If you have questions about your personal non-negotiables in a relationship, you might consider speaking with a licensed therapist. With BetterHelp, most people are matched with a therapist within 48 hours, and you can change therapists at any time until you find the right fit for your unique needs.
What is a common core value or set of core values that people consider to be non-negotiable?
While most people consider honesty a core value, expectations can vary in different relationships. Some people may look for a partner who values a commitment to being honest in their friendships and work relationships, which may be a sign of how they will navigate a romantic relationship.
Why is open communication a non-negotiable for many people?
For many people, open communication is paramount to a successful relationship because it can lead to a strong bond. Some people prefer to be told something disappointing rather than have their partner withhold that information. For example, if one person needs more personal space, communicating this may prevent a toxic dynamic from forming.
Is exclusivity a common non-negotiable?
For many people, an exclusive or monogamous relationship is a non-negotiable. However, there are many types of relationships that can lead to lasting fulfillment. For many people, the key to a romantic relationship is communicating openly so that everyone is on the same page in terms of expectations and responsibilities. Open communication may prevent behavior that violates a person’s boundaries.

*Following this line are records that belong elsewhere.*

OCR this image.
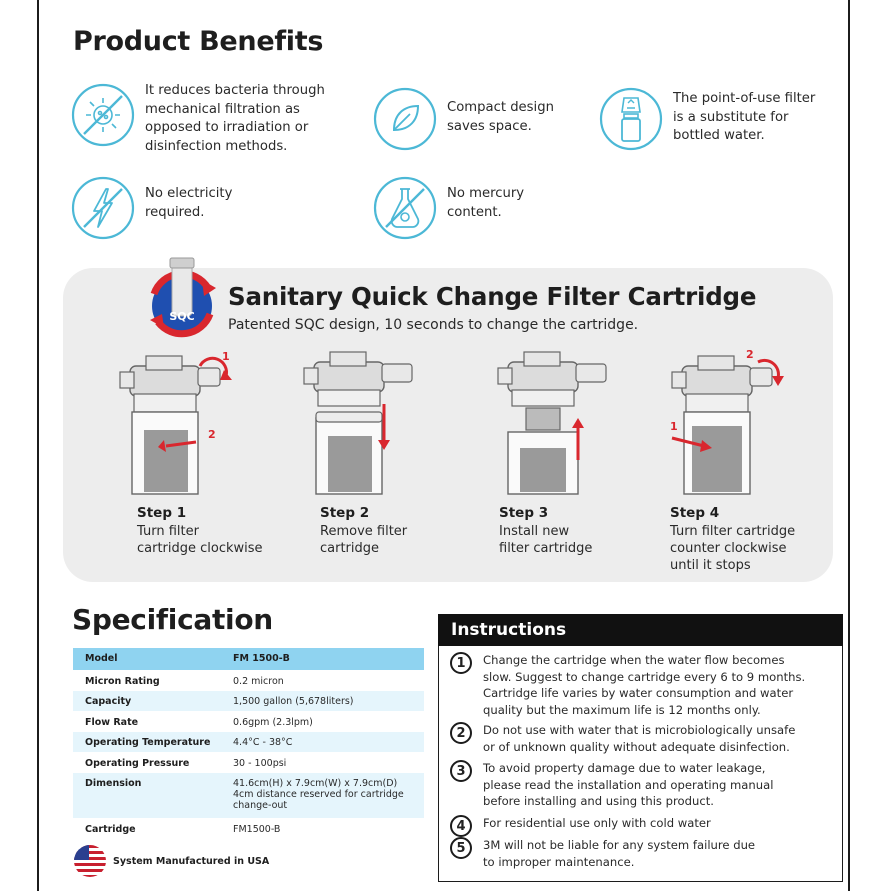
Product Benefits
It reduces bacteria through
mechanical filtration as
opposed to irradiation or
disinfection methods.
Compact design
saves space.
The point-of-use filter
is a substitute for
bottled water.
No electricity
required.
No mercury
content.
SQC
Sanitary Quick Change Filter Cartridge
Patented SQC design, 10 seconds to change the cartridge.
1
2
2
1
Step 1
Turn filter
cartridge clockwise
Step 2
Remove filter
cartridge
Step 3
Install new
filter cartridge
Step 4
Turn filter cartridge
counter clockwise
until it stops
Specification
Model	FM 1500-B
Micron Rating	0.2 micron
Capacity	1,500 gallon (5,678liters)
Flow Rate	0.6gpm (2.3lpm)
Operating Temperature	4.4°C - 38°C
Operating Pressure	30 - 100psi
Dimension	41.6cm(H) x 7.9cm(W) x 7.9cm(D)
4cm distance reserved for cartridge
change-out

Cartridge	FM1500-B
System Manufactured in USA
Instructions
1	Change the cartridge when the water flow becomes
slow. Suggest to change cartridge every 6 to 9 months.
Cartridge life varies by water consumption and water
quality but the maximum life is 12 months only.
2	Do not use with water that is microbiologically unsafe
or of unknown quality without adequate disinfection.
3	To avoid property damage due to water leakage,
please read the installation and operating manual
before installing and using this product.
4	For residential use only with cold water
5	3M will not be liable for any system failure due
to improper maintenance.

How do you find a relationship that leads to personal growth?
Some individuals find that dating people who challenge them can lead to personal growth. For some people, this may mean meeting others who challenge them intellectually. For other people, this process may involve spending time with individuals who challenge them to do more for others. A relationship characterized by mutual support can lead both people to pursue personal growth.

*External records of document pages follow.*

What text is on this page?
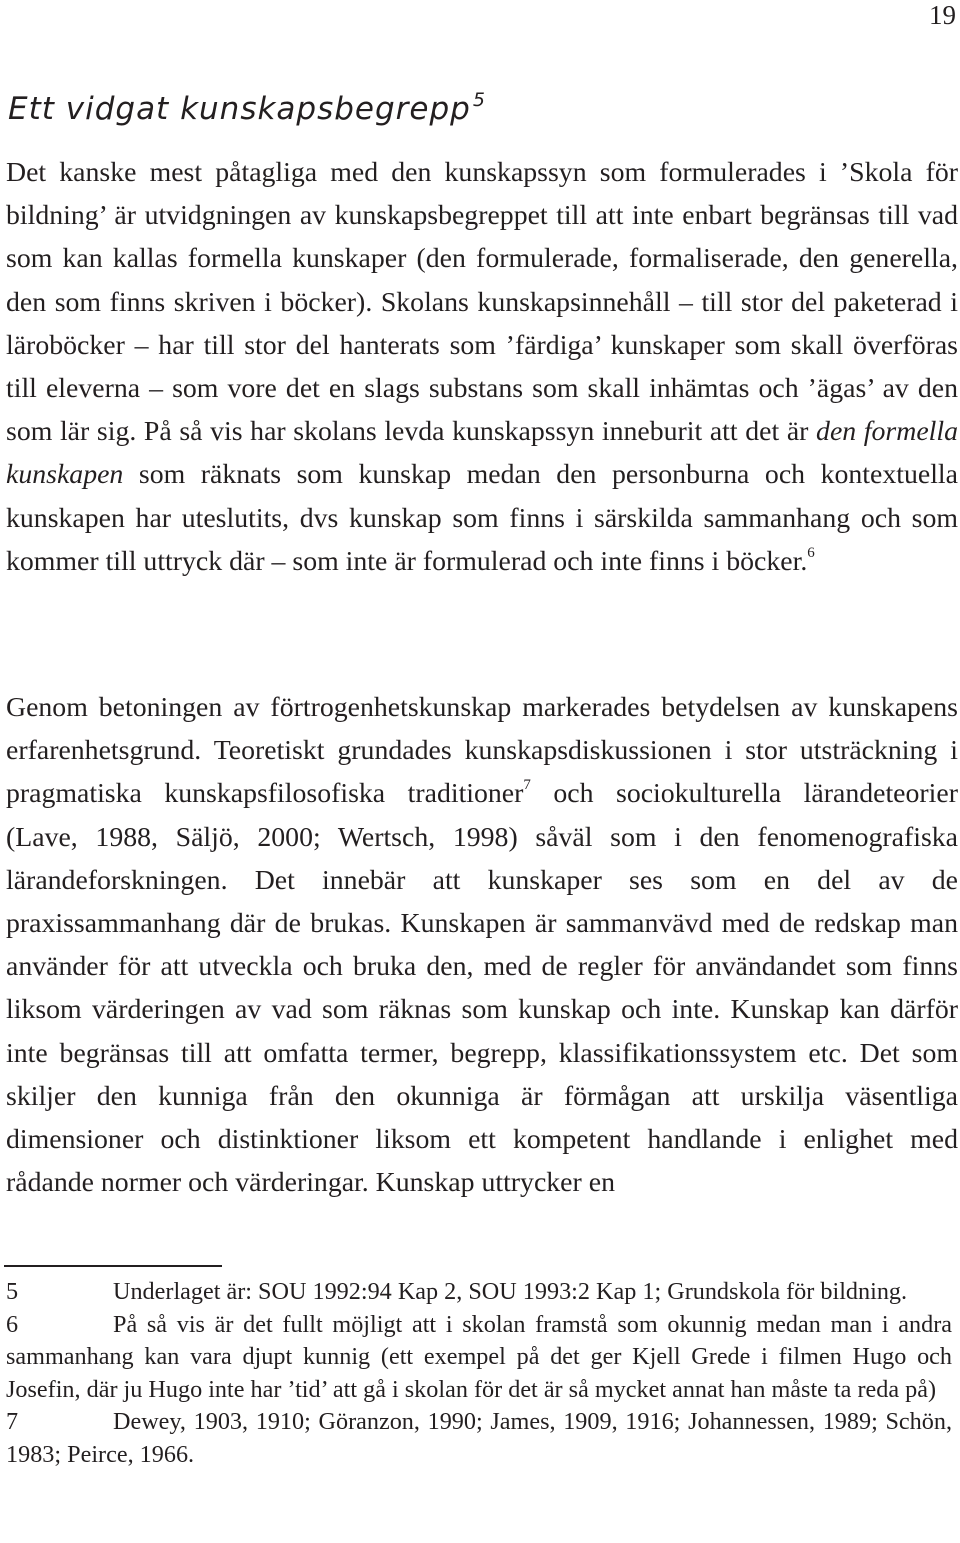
19
Ett vidgat kunskapsbegrepp $^5$

Det kanske mest påtagliga med den kunskapssyn som formulerades i ’Skola för bildning’ är utvidgningen av kunskapsbegreppet till att inte enbart begränsas till vad som kan kallas formella kunskaper (den formulerade, formaliserade, den generella, den som finns skriven i böcker). Skolans kunskapsinnehåll – till stor del paketerad i läroböcker – har till stor del hanterats som ’färdiga’ kunskaper som skall överföras till eleverna – som vore det en slags substans som skall inhämtas och ’ägas’ av den som lär sig. På så vis har skolans levda kunskapssyn inneburit att det är den formella kunskapen som räknats som kunskap medan den personburna och kontextuella kunskapen har uteslutits, dvs kunskap som finns i särskilda sammanhang och som kommer till uttryck där – som inte är formulerad och inte finns i böcker.$^6$

Genom betoningen av förtrogenhetskunskap markerades betydelsen av kunskapens erfarenhetsgrund. Teoretiskt grundades kunskapsdiskussionen i stor utsträckning i pragmatiska kunskapsfilosofiska traditioner$^7$ och sociokulturella lärandeteorier (Lave, 1988, Säljö, 2000; Wertsch, 1998) såväl som i den fenomenografiska lärandeforskningen. Det innebär att kunskaper ses som en del av de praxissammanhang där de brukas. Kunskapen är sammanvävd med de redskap man använder för att utveckla och bruka den, med de regler för användandet som finns liksom värderingen av vad som räknas som kunskap och inte. Kunskap kan därför inte begränsas till att omfatta termer, begrepp, klassifikationssystem etc. Det som skiljer den kunniga från den okunniga är förmågan att urskilja väsentliga dimensioner och distinktioner liksom ett kompetent handlande i enlighet med rådande normer och värderingar. Kunskap uttrycker en

5	Underlaget är: SOU 1992:94 Kap 2, SOU 1993:2 Kap 1; Grundskola för bildning.

6	På så vis är det fullt möjligt att i skolan framstå som okunnig medan man i andra sammanhang kan vara djupt kunnig (ett exempel på det ger Kjell Grede i filmen Hugo och Josefin, där ju Hugo inte har ’tid’ att gå i skolan för det är så mycket annat han måste ta reda på)

7	Dewey, 1903, 1910; Göranzon, 1990; James, 1909, 1916; Johannessen, 1989; Schön, 1983; Peirce, 1966.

What is the 100% rule in relationships?
The “100% rule” suggests that, instead of relationships being 50/50, each person should give 100% every day. This can show emotional maturity and contribute to the success of a committed relationship.
What are non-negotiable qualities a serious boyfriend or girlfriend must have?

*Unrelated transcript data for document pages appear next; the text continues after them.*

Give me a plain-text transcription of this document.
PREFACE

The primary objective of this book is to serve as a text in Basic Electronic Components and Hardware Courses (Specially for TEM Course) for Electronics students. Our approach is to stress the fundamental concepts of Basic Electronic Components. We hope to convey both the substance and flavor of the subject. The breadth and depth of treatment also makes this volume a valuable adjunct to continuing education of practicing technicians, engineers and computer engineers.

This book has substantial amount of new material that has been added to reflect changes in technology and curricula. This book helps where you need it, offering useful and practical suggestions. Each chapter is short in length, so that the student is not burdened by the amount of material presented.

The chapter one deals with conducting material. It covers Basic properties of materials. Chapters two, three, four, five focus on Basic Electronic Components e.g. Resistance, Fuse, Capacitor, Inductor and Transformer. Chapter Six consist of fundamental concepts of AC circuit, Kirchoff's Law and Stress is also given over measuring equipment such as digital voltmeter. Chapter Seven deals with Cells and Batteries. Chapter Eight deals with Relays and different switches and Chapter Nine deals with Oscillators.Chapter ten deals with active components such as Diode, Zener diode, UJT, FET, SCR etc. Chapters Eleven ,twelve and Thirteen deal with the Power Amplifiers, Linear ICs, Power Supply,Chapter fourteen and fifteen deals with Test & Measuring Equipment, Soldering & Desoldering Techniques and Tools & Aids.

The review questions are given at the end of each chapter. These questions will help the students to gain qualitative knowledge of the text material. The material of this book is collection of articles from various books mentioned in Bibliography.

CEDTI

Each person may have a different set of non-negotiable qualities they desire in a partner, and it can be helpful to develop your own non-negotiable list, as well as to take note of any deal-breakers. However, a few common non-negotiables include the following:
Respect for personal boundaries
No abusive behavior, including emotional abuse
Shared religious beliefs or other deeply-held beliefs
A commitment to physical, mental, and emotional well-being
Compatible saving and spending habits
What are the four things that end relationships?
The “Four Horsemen” established by John Gottman are often seen as red flags that can prevent a lasting relationship. These include stonewalling, criticism, contempt, and defensiveness.
What is compromise in a relationship?
Compromise in a relationship generally refers to finding common ground when both partners want different things. Compromise is often crucial to make a long-term relationship work.
Do you have to agree on everything in a relationship?
In general, it’s not necessary to agree on everything in a relationship. However, establishing non-negotiables and being aware of traits that are a “hard pass” for you can be vital. For instance, you may not be willing to be in a relationship with someone who is engaging in substance misuse (formerly called substance abuse). Another potential non-negotiable could be that your partner must get along with your family (their in-laws). Often, individuals develop lists of non-negotiables based on difficulties they’ve encountered in previous relationships.
There are also some things that partners may need to agree on. For example, if one partner wanted kids and the other didn’t, there isn’t necessarily a compromise that could satisfy either person. Having compatible future plans can also be vital.
How can you protect your mental health in a relationship?
Protecting your mental health in a relationship often involves setting and maintaining healthy boundaries. It can also involve seeking support, whether from family members, your best friend, or a therapist, when you encounter challenges.